Competing fantasies in the Middle East

To the editor: Every day The Times gives testament to what vile, brutal, irrational animals we are. Lately, this has been exemplified by Islamic State and Boko Haram. The president and others say the problem is extremism. Walter Reich and others say it's violent Islamism. ("Obama must be clear: War on extremism is a war on violent Islamism," op-ed, Feb. 20)

History says it's human nature. Groups do the worst things for the best reasons. The tribe of Joshua is said to have committed genocide for Jehovah, and Islamic State kills the ungodly for Allah. Most Americans support discrimination out of respect for religion.


Perhaps the president is correct and it is more a question of degree than of kind.

There is no evidence for the supernatural. Therefore the only reasonable conclusion is that all religions are just made up, regardless of how meaningful or popular.

Sen. Lindsey Graham (R-S.C.) says we are in a "religious war." How much blood and treasure will be spilled to decide which is the one true fantasy?

David Greene, San Pedro


To the editor: Professor Walter Reich hasn't been keeping up with the news, apparently.

Islamic State is the organization engaging in notorious terrorist acts from Syria and Iraq to Libya. Hezbollah fighters are combating Islamic State in Syria. Military advisors from Iran are on the ground in Iraq to assist Kurdish fighters.

Islamic State received funding from sources in Saudi Arabia and certain Persian Gulf emirates, secondary aid and comfort from Turkey and zero support of any kind from Iran.
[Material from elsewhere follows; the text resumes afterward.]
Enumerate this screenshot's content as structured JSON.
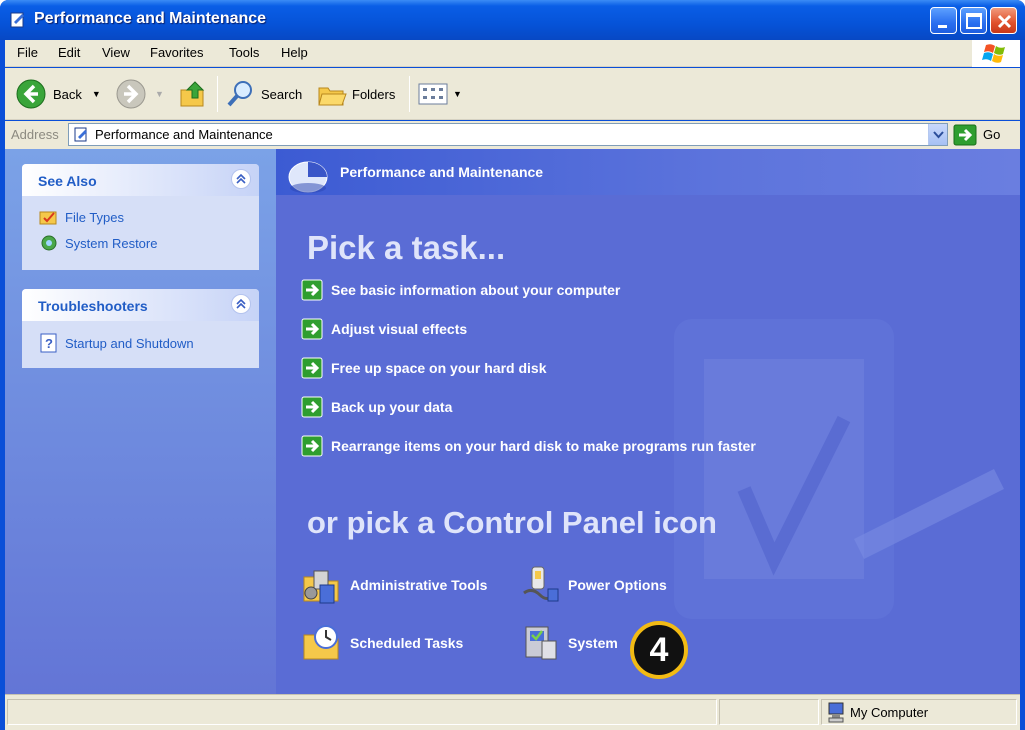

Furthermore, Iran had nothing to do with the anti-Semitic terrorist acts in Paris.

Hamas is penned up in Gaza and has no known link to Islamic State.

Iran is a large country with very substantial natural resources and of course is going to be influential in its region. Nothing the U.S. does or can do will change that, and it will remain true whether Iran obtains a nuclear weapon or not.